2008'03.31 (Mon)
桃夭記
井上祐美子著。
著者得意の中国物の短編集。中国の怪異物と言えば「聊齊志異」ですが、その中に紛れていても違和感のない小品が4編です。
最後の「墨匠伝」墨を作る職人の話を読んでて書道を思い出しました。
文房四宝の一つとして珍重された墨です。意匠を凝らした墨は芸術品です。
kinkachoは長らく書道をやってました。小二から社会人一年生までですから長いですね。だから墨は週一度は摺るものでした。墨汁という便利なものがありましたが、もちろん芸術品のような墨ではありませんが、何故か摺る墨を愛好していました。 墨汁の均一な黒さでは物足りなかったんですね。にじみ、かすれ、濃淡が出るのはやはり墨でした。書く字によって摺り具合を変えてました。隷書、楷書は濃いめに、かな、草書は薄めにとか、色紙は半紙よりにじむからなとか加減があるんですよ。

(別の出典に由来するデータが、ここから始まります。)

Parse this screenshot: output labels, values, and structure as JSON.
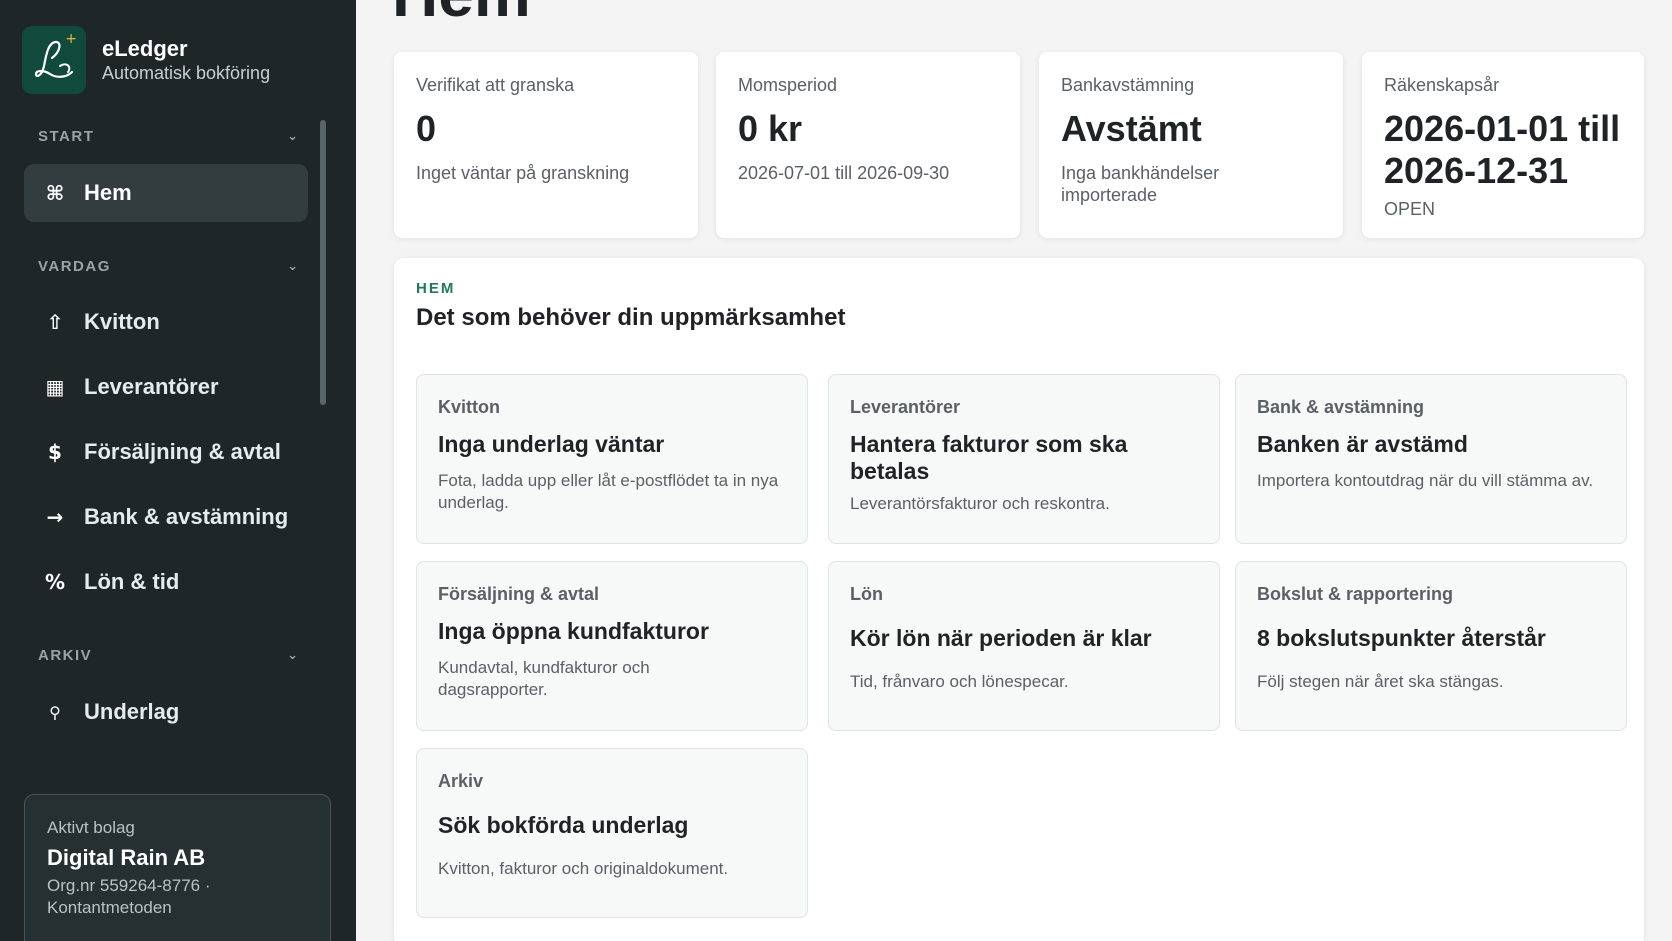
{
  "brand": {
    "name": "eLedger",
    "subtitle": "Automatisk bokföring"
  },
  "sidebar": {
    "sections": [
      {
        "label": "START"
      },
      {
        "label": "VARDAG"
      },
      {
        "label": "ARKIV"
      }
    ],
    "items": [
      {
        "label": "Hem",
        "icon": "command-icon"
      },
      {
        "label": "Kvitton",
        "icon": "upload-icon"
      },
      {
        "label": "Leverantörer",
        "icon": "grid-icon"
      },
      {
        "label": "Försäljning & avtal",
        "icon": "dollar-icon"
      },
      {
        "label": "Bank & avstämning",
        "icon": "arrow-right-icon"
      },
      {
        "label": "Lön & tid",
        "icon": "percent-icon"
      },
      {
        "label": "Underlag",
        "icon": "search-icon"
      }
    ]
  },
  "company": {
    "label": "Aktivt bolag",
    "name": "Digital Rain AB",
    "org": "Org.nr 559264-8776 · Kontantmetoden"
  },
  "page": {
    "title": "Hem"
  },
  "stats": [
    {
      "label": "Verifikat att granska",
      "value": "0",
      "sub": "Inget väntar på granskning"
    },
    {
      "label": "Momsperiod",
      "value": "0 kr",
      "sub": "2026-07-01 till 2026-09-30"
    },
    {
      "label": "Bankavstämning",
      "value": "Avstämt",
      "sub": "Inga bankhändelser importerade"
    },
    {
      "label": "Räkenskapsår",
      "value": "2026-01-01 till 2026-12-31",
      "sub": "OPEN"
    }
  ],
  "panel": {
    "eyebrow": "HEM",
    "title": "Det som behöver din uppmärksamhet",
    "cards": [
      {
        "kicker": "Kvitton",
        "title": "Inga underlag väntar",
        "desc": "Fota, ladda upp eller låt e-postflödet ta in nya underlag."
      },
      {
        "kicker": "Leverantörer",
        "title": "Hantera fakturor som ska betalas",
        "desc": "Leverantörsfakturor och reskontra."
      },
      {
        "kicker": "Bank & avstämning",
        "title": "Banken är avstämd",
        "desc": "Importera kontoutdrag när du vill stämma av."
      },
      {
        "kicker": "Försäljning & avtal",
        "title": "Inga öppna kundfakturor",
        "desc": "Kundavtal, kundfakturor och dagsrapporter."
      },
      {
        "kicker": "Lön",
        "title": "Kör lön när perioden är klar",
        "desc": "Tid, frånvaro och lönespecar."
      },
      {
        "kicker": "Bokslut & rapportering",
        "title": "8 bokslutspunkter återstår",
        "desc": "Följ stegen när året ska stängas."
      },
      {
        "kicker": "Arkiv",
        "title": "Sök bokförda underlag",
        "desc": "Kvitton, fakturor och originaldokument."
      }
    ]
  },
  "colors": {
    "sidebar": "#1e2628",
    "accent": "#1f7a55",
    "logo_bg": "#0f4a3a"
  }
}
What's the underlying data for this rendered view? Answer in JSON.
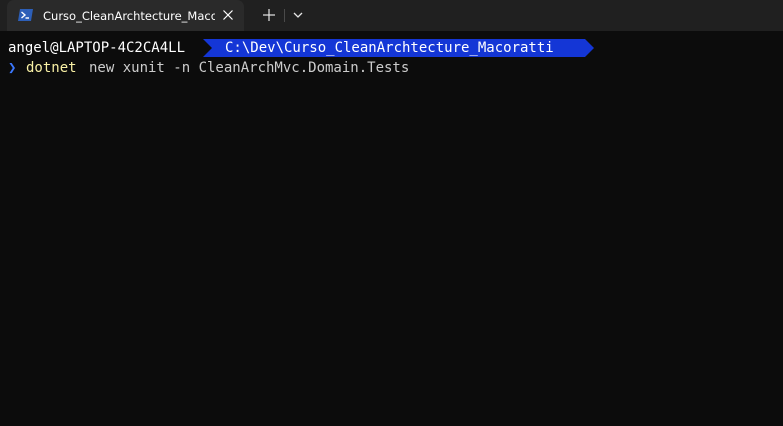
{
  "tabbar": {
    "tab_title": "Curso_CleanArchtecture_Macoratti",
    "tab_icon": "powershell-icon",
    "close_icon": "close-icon",
    "new_tab_icon": "plus-icon",
    "dropdown_icon": "chevron-down-icon"
  },
  "terminal": {
    "user_host": "angel@LAPTOP-4C2CA4LL",
    "path": "C:\\Dev\\Curso_CleanArchtecture_Macoratti",
    "prompt_symbol": "❯",
    "command": "dotnet",
    "arguments": "new xunit -n CleanArchMvc.Domain.Tests"
  },
  "colors": {
    "background": "#0c0c0c",
    "tabbar": "#202020",
    "active_tab": "#2a2a2a",
    "path_segment": "#1436d6",
    "prompt_chevron": "#3b78ff",
    "command": "#f9f1a5",
    "arguments": "#cccccc"
  }
}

そして、行き着く先はいろいろあるのですが、kinkachoが行き着いたのは条幅でした。畳一畳よりちょっと小さいぐらいですの半紙です。軸装すると掛軸になるあれです。
書道もいろいろあるんです。
かなのちらしがき、中国古典の臨書、写経、篆刻なんて印鑑作りですよ!
kinkachoが好んだのは条幅でした。
条幅を書くのは体力勝負です。ジャージ着用で、床に下敷きを敷き、人を殴り殺せそうな文鎮で紙を押さえて、それ用の筆で一気勝負!5枚も書くと集中も体力も切れます。
そのための墨ですが、摺り溜めします。毎日せっせと摺ってビンに溜めておきます。保存は冷蔵庫使用。墨はススと膠なので腐ると強烈に臭うんです。
一枚仕上げるのにひと月。一枚の半紙に対しては一発勝負でも、一作には練習あるのみでした。